El funcionario sacudió la cabeza.

– He estado pensando, pero no, no me suena.

– ¿Y esto? -preguntó Annika, y le entregó los listados con las deudas de la Fundación Paraíso.

El hombre se puso las gafas y recorrió la página con la mirada.

– Aquí -dijo, señalando una línea en la parte inferior-. Esto sí que me suena. Yo hablé la semana pasada con la empresa propietaria de estos vehículos, y estaban muy disgustados. No han podido ponerse en contacto con la persona que los alquiló y no han recibido pago de ninguna clase.

– ¿Y cómo pueden dejar que alguien se lleve los coches sin hacer una entrega inicial? -inquirió Thomas.

El inspector de Hacienda le miró por encima de las gafas.

– Me dijeron que la mujer parecía digna de confianza. ¿No sabrá usted, por casualidad, el paradero de la persona que dirige la Fundación Paraíso?

La pregunta iba dirigida a Annika.

– No -respondió ella sinceramente-. Tengo la dirección de una de las casas que usa Paraíso, pero ella no vive allí. Ese dato debería figurar en las hipotecas que le han concedido.

Annika Bengtzon le tendió los listados.

– ¿Qué opina usted de todas estas deudas?

El funcionario dejó escapar un suspiro.

– Estos tiempos son duros -dijo-. El volumen de trabajo ha aumentado mientras que el personal nos lo han reducido más de una vez. Pero esta señora no pertenece a las clases empobrecidas en el último periodo, no es una persona cualquiera que se ha retrasado con los pagos. Ella elude sus obligaciones de un modo típicamente patológico.

– Reconoce usted a esa clase de gente, ¿verdad?

El hombre lanzó otro suspiro. Ellos le agradecieron el tiempo que les había dedicado, y volvieron a recorrer el pasillo.

– Ya basta por hoy -dijo Annika, y se encaminó hacia recepción, bostezando y estirándose-. Tengo que ir a casa y telefonear a mi abuela.

Thomas la miró, el pelo ondulado y la frente tersa.

– ¿Tan pronto?

Ella sonrió.

– El tiempo vuela -dijo-. ¿Le gustaría hacer copias del material?

Annika se acercó a recepción. Él permaneció donde estaba, con la mente en blanco y empalmado.

– ¿Quiere que la lleve? -le ofreció, yendo tras ella.

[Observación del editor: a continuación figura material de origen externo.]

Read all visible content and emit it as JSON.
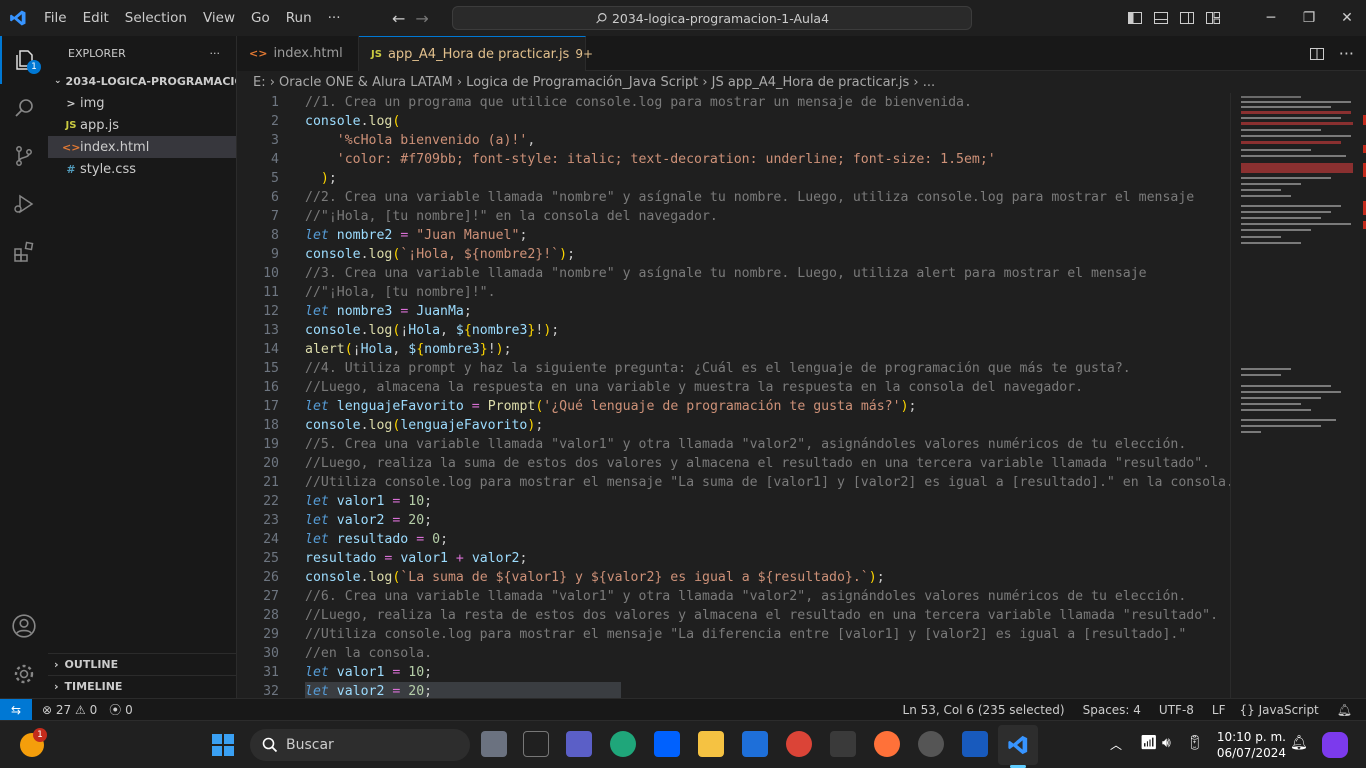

Annika le miró de refilón.

– Sería estupendo.

Thomas fue al baño, se lavó la cara y las manos e intentó relajarse.

Annika le esperaba en recepción con las copias en una carpeta de plástico.

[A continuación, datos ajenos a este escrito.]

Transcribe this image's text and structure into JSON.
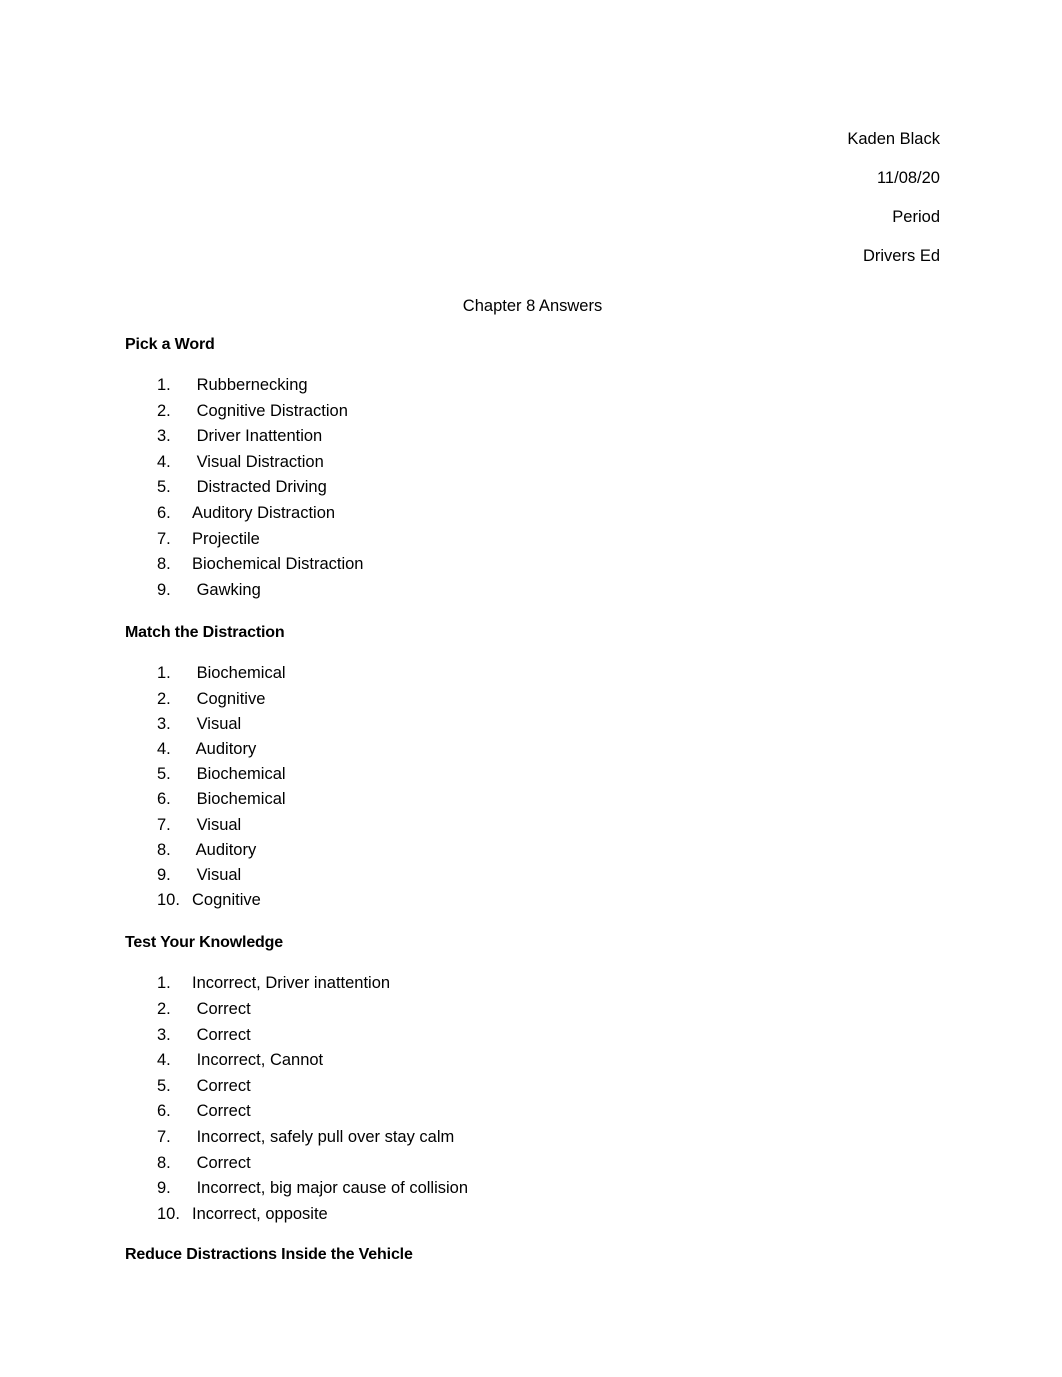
{
  "document": {
    "header_lines": [
      "Kaden Black",
      "11/08/20",
      "Period",
      "Drivers Ed"
    ],
    "title": "Chapter 8 Answers",
    "sections": [
      {
        "heading": "Pick a Word",
        "items": [
          {
            "number": "1.",
            "text": " Rubbernecking"
          },
          {
            "number": "2.",
            "text": " Cognitive Distraction"
          },
          {
            "number": "3.",
            "text": " Driver Inattention"
          },
          {
            "number": "4.",
            "text": " Visual Distraction"
          },
          {
            "number": "5.",
            "text": " Distracted Driving"
          },
          {
            "number": "6.",
            "text": "Auditory Distraction"
          },
          {
            "number": "7.",
            "text": "Projectile"
          },
          {
            "number": "8.",
            "text": "Biochemical Distraction"
          },
          {
            "number": "9.",
            "text": " Gawking"
          }
        ]
      },
      {
        "heading": "Match the Distraction",
        "items": [
          {
            "number": "1.",
            "text": " Biochemical"
          },
          {
            "number": "2.",
            "text": " Cognitive"
          },
          {
            "number": "3.",
            "text": " Visual"
          },
          {
            "number": "4.",
            "text": " Auditory"
          },
          {
            "number": "5.",
            "text": " Biochemical"
          },
          {
            "number": "6.",
            "text": " Biochemical"
          },
          {
            "number": "7.",
            "text": " Visual"
          },
          {
            "number": "8.",
            "text": " Auditory"
          },
          {
            "number": "9.",
            "text": " Visual"
          },
          {
            "number": "10.",
            "text": "Cognitive"
          }
        ]
      },
      {
        "heading": "Test Your Knowledge",
        "items": [
          {
            "number": "1.",
            "text": "Incorrect, Driver inattention"
          },
          {
            "number": "2.",
            "text": " Correct"
          },
          {
            "number": "3.",
            "text": " Correct"
          },
          {
            "number": "4.",
            "text": " Incorrect, Cannot"
          },
          {
            "number": "5.",
            "text": " Correct"
          },
          {
            "number": "6.",
            "text": " Correct"
          },
          {
            "number": "7.",
            "text": " Incorrect, safely pull over stay calm"
          },
          {
            "number": "8.",
            "text": " Correct"
          },
          {
            "number": "9.",
            "text": " Incorrect, big major cause of collision"
          },
          {
            "number": "10.",
            "text": "Incorrect, opposite"
          }
        ]
      },
      {
        "heading": "Reduce Distractions Inside the Vehicle",
        "items": []
      }
    ]
  }
}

– ¡Vaya! -exclamó él-, ¡pero qué eficiente!

– Yo no, mi nueva amiga.

Él no entendió.

– ¿Quién?

– La recepcionista. Bueno, ¿dónde está su coche?

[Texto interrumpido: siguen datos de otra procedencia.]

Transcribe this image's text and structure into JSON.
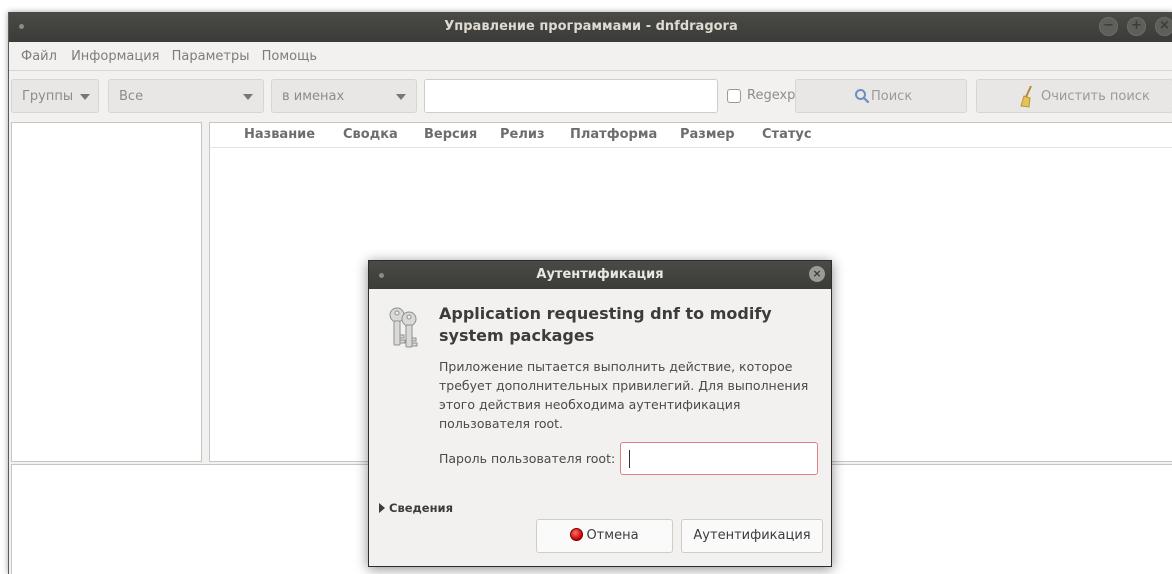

Era un Toyota Corolla bastante nuevo, verde, bien encerado, equipado con alarma y cierre centralizado, bip, bip. Thomas había aparcado en la plaza de otro, y ese otro le había dejado en el parabrisas una airada nota, que él cogió de un tirón, estrujó y lanzó a una papelera, a tres metros de distancia. Encestó. El pelo se le venía a la cara, y él se lo echaba hacia atrás distraídamente. Abrigo gris oscuro, traje caro y corbata.